Ketika itu, sinyal provider telepon saya yang merupakan salah satu provider
ternama di Indonesia, mendadak hilang. Awalnya saya kira ponsel saya butuh
restart ulang karena merupakan ponsel dengan harga murah. Tetapi, setelah
melihat ponsel yang lain, keadaanya sama. Itu artinya kerusakan bukan ada pada
handphone saya, melainkan ada pada penyedia provider. Selama semalam, kita
tidak menggunakan handphone sebagaimana mestinya. Tidak bisa menggunakan
internet, bahkan tidak bisa untuk telepon dan sms. Handphone yang selalu
dipegang setiap saat kemudian mulai kehilangan daya tariknya. Semua manusia di
kota itu pun tidur, berharap besok semua kembali seperti semula.
Keesokan
harinya, secercah cahaya muncul. Sinyal telepon dari provider muncul lagi di
layar handphone. Manusia-manusia pecandu gadget pun mulai semangat. Namun,
meskipun bisa menggunakan telepon dan mengirim sms, kita masih tetap tidak bisa
menggunakan internet. Setiap orang kemudian bertanya-tanya, what happened? Apakah
penggunaan internet telah dicabut keberadaan karena telah menyebabkan kecanduan
bukan hanya pada remaja tapi juga pada anak kecil dan orang tua? Jika biasanya
kita mudah mendapatkan informasi melalui media sosial dengan dukungan internet,
maka ketika internet tidak ada, sumber informasi menjadi jauh sekali.
Untungnya, kita masih menyukai mendengar radio lokal dan membaca koran lokal.
Padahal, jika ternyata sinyal telepon pun tak ada, mungkin kita akan kembali ke
zaman dulu. Dimana surat menyurat melalui kantor pos terasa sangat romantis
dibandingkan dengan video call.
Informasi yang pertama saya dapatkan
adalah dari seorang teman yang kebetulan kerja di dinas komikasi dan informasi.
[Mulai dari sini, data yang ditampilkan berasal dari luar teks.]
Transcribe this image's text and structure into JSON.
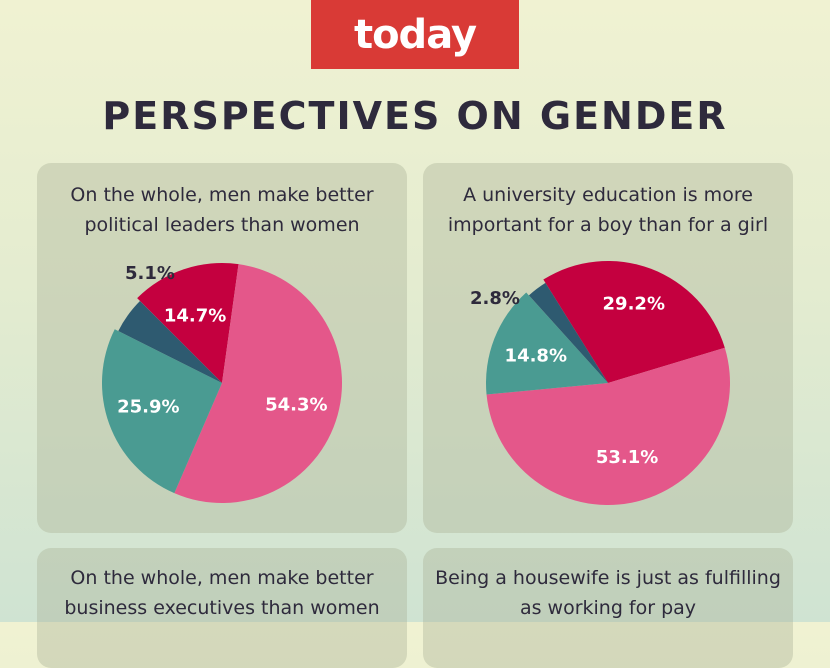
{
  "brand": {
    "logo_text": "today"
  },
  "title": "PERSPECTIVES ON GENDER",
  "colors": {
    "background": "#eef1d3",
    "logo_bg": "#d93a36",
    "title_text": "#2e2a3c",
    "crimson": "#c4003f",
    "pink": "#e4578a",
    "teal": "#4a9b92",
    "navy": "#2e5a70"
  },
  "chart_data": [
    {
      "type": "pie",
      "title": "On the whole, men make better political leaders than women",
      "slices": [
        {
          "value": 14.7,
          "label": "14.7%",
          "color": "#c4003f"
        },
        {
          "value": 54.3,
          "label": "54.3%",
          "color": "#e4578a"
        },
        {
          "value": 25.9,
          "label": "25.9%",
          "color": "#4a9b92"
        },
        {
          "value": 5.1,
          "label": "5.1%",
          "color": "#2e5a70"
        }
      ]
    },
    {
      "type": "pie",
      "title": "A university education is more important for a boy than for a girl",
      "slices": [
        {
          "value": 29.2,
          "label": "29.2%",
          "color": "#c4003f"
        },
        {
          "value": 53.1,
          "label": "53.1%",
          "color": "#e4578a"
        },
        {
          "value": 14.8,
          "label": "14.8%",
          "color": "#4a9b92"
        },
        {
          "value": 2.8,
          "label": "2.8%",
          "color": "#2e5a70"
        }
      ]
    },
    {
      "type": "pie",
      "title": "On the whole, men make better business executives than women",
      "slices": []
    },
    {
      "type": "pie",
      "title": "Being a housewife is just as fulfilling as working for pay",
      "slices": []
    }
  ]
}
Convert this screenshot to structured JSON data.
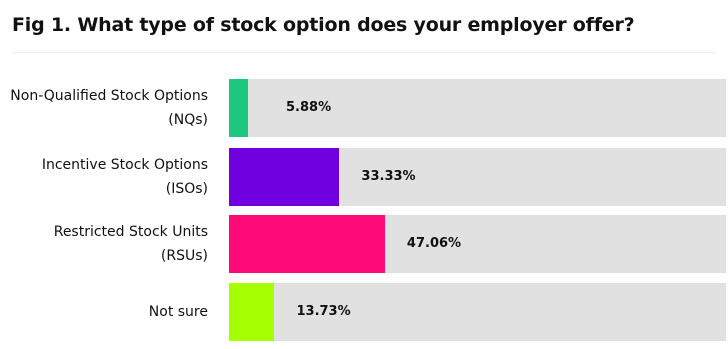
{
  "chart_data": {
    "type": "bar",
    "orientation": "horizontal",
    "title": "Fig 1. What type of stock option does your employer offer?",
    "categories": [
      "Non-Qualified Stock Options\n(NQs)",
      "Incentive Stock Options\n(ISOs)",
      "Restricted Stock Units\n(RSUs)",
      "Not sure"
    ],
    "values": [
      5.88,
      33.33,
      47.06,
      13.73
    ],
    "value_labels": [
      "5.88%",
      "33.33%",
      "47.06%",
      "13.73%"
    ],
    "colors": [
      "#1ec97f",
      "#7000e0",
      "#ff0a78",
      "#a6ff00"
    ],
    "track_color": "#e1e1e1",
    "xlim": [
      0,
      150
    ]
  }
}
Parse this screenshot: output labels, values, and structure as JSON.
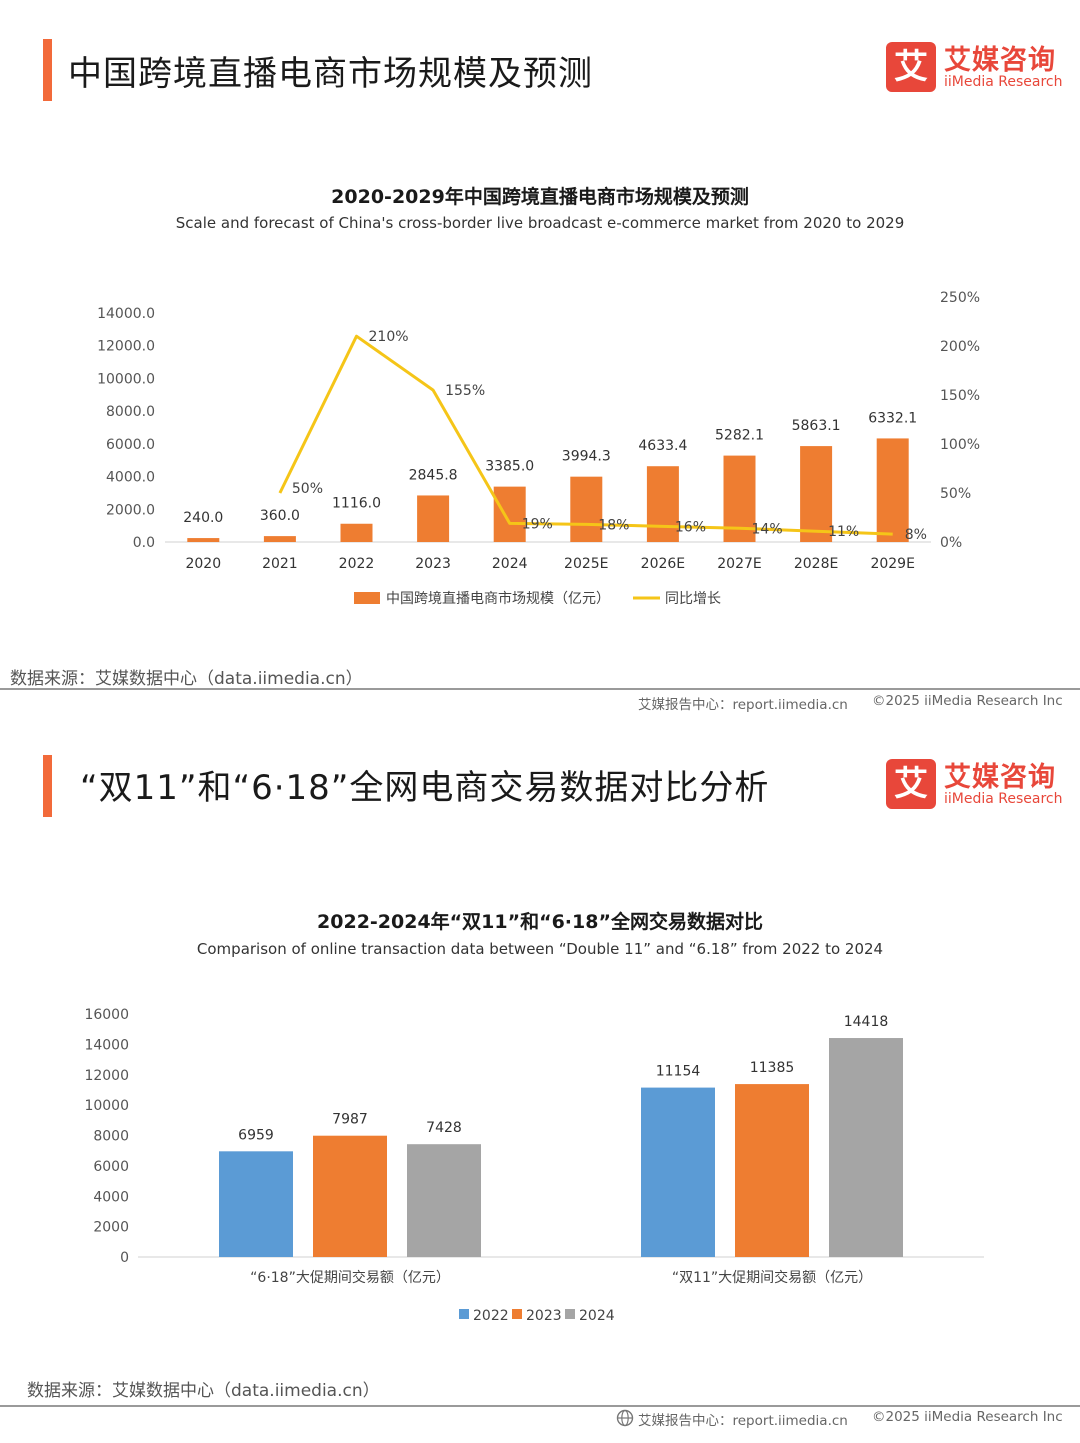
{
  "colors": {
    "accent": "#f26a3a",
    "brand_red": "#e8473a",
    "bar_orange": "#ee7d31",
    "line_yellow": "#f5c518",
    "bar_blue": "#5b9bd5",
    "bar_gray": "#a5a5a5"
  },
  "logo": {
    "mark": "艾",
    "name_cn": "艾媒咨询",
    "name_en": "iiMedia Research"
  },
  "panel1": {
    "heading": "中国跨境直播电商市场规模及预测",
    "source": "数据来源：艾媒数据中心（data.iimedia.cn）",
    "footer_report": "艾媒报告中心：report.iimedia.cn",
    "footer_copyright": "©2025  iiMedia Research  Inc"
  },
  "panel2": {
    "heading": "“双11”和“6·18”全网电商交易数据对比分析",
    "source": "数据来源：艾媒数据中心（data.iimedia.cn）",
    "footer_report": "艾媒报告中心：report.iimedia.cn",
    "footer_copyright": "©2025  iiMedia Research  Inc",
    "footer_icon": "globe-icon"
  },
  "chart_data": [
    {
      "type": "bar",
      "title": "2020-2029年中国跨境直播电商市场规模及预测",
      "subtitle": "Scale and forecast of China's cross-border live broadcast e-commerce market from 2020 to 2029",
      "categories": [
        "2020",
        "2021",
        "2022",
        "2023",
        "2024",
        "2025E",
        "2026E",
        "2027E",
        "2028E",
        "2029E"
      ],
      "series": [
        {
          "name": "中国跨境直播电商市场规模（亿元）",
          "type": "bar",
          "axis": "left",
          "values": [
            240.0,
            360.0,
            1116.0,
            2845.8,
            3385.0,
            3994.3,
            4633.4,
            5282.1,
            5863.1,
            6332.1
          ],
          "labels": [
            "240.0",
            "360.0",
            "1116.0",
            "2845.8",
            "3385.0",
            "3994.3",
            "4633.4",
            "5282.1",
            "5863.1",
            "6332.1"
          ]
        },
        {
          "name": "同比增长",
          "type": "line",
          "axis": "right",
          "values": [
            null,
            50,
            210,
            155,
            19,
            18,
            16,
            14,
            11,
            8
          ],
          "labels": [
            "",
            "50%",
            "210%",
            "155%",
            "19%",
            "18%",
            "16%",
            "14%",
            "11%",
            "8%"
          ]
        }
      ],
      "ylim": [
        0,
        14000
      ],
      "yticks": [
        "0.0",
        "2000.0",
        "4000.0",
        "6000.0",
        "8000.0",
        "10000.0",
        "12000.0",
        "14000.0"
      ],
      "y2lim": [
        0,
        250
      ],
      "y2ticks": [
        "0%",
        "50%",
        "100%",
        "150%",
        "200%",
        "250%"
      ],
      "legend": "bottom",
      "grid": false
    },
    {
      "type": "bar",
      "title": "2022-2024年“双11”和“6·18”全网交易数据对比",
      "subtitle": "Comparison of online transaction data between “Double 11” and “6.18” from 2022 to 2024",
      "categories": [
        "“6·18”大促期间交易额（亿元）",
        "“双11”大促期间交易额（亿元）"
      ],
      "series": [
        {
          "name": "2022",
          "values": [
            6959,
            11154
          ]
        },
        {
          "name": "2023",
          "values": [
            7987,
            11385
          ]
        },
        {
          "name": "2024",
          "values": [
            7428,
            14418
          ]
        }
      ],
      "ylim": [
        0,
        16000
      ],
      "yticks": [
        "0",
        "2000",
        "4000",
        "6000",
        "8000",
        "10000",
        "12000",
        "14000",
        "16000"
      ],
      "legend": "bottom",
      "grid": false
    }
  ]
}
Menurut dia, kejadian ini disebabkan karena putusnya kabel fiber optik di laut
akibat gempa yang terjadi di sekitar Kabupaten Sarmi. Pesan dari kementrian
komunikasi dan informasi juga masuk di handphone masing-masing orang yang
isinya sangat mengejutkan. Perbaikan yang dilakukan memakan waktu sebulan untuk
dapat pulih kembali. Itu artinya selama sebulan kita harus puasa menggunakan
media sosial. Sanggupkah kita?
Ternyata kita mampu. Sebab sebelum
menjadi masyarakat dunia maya, kita adalah masyarakat sosial yang hidup
bertentangga. Dengan tanpa internet semoga kehidupan sosial kita bisa kembali
seperti biasa. Jika dulu dalam satu rumah saja kita saling berkirim pesan
melalui media sosial hanya untuk mengatakan hal-hal yang terlalu remeh temeh, maka
dengan ketiadaan internet kita mulai menyuarakan apa yang kita inginkan dengan
suara. Pelan-pelan, kita juga belajar untuk melakukan kebiasaan menggunakan
gadget. Setidaknya setiap bangun pagi kita tidak melihat gadget. Eh, tapi tetep
sih. Tiap bangun pagi tetep lihat gadget sambil berharap sudah ada tulisan 4G
di layar handphone.
Walaupun kita mampun puasa untuk
tidak bermedia sosial, namun keadaan perekonomian yang mengandalkan internet
untuk menjalankan usaha tidak mampun untuk hidup. Sebut saja usaha penjualan
tiket yang memerlukan akses internet untuk proses pencarian dan pembelian.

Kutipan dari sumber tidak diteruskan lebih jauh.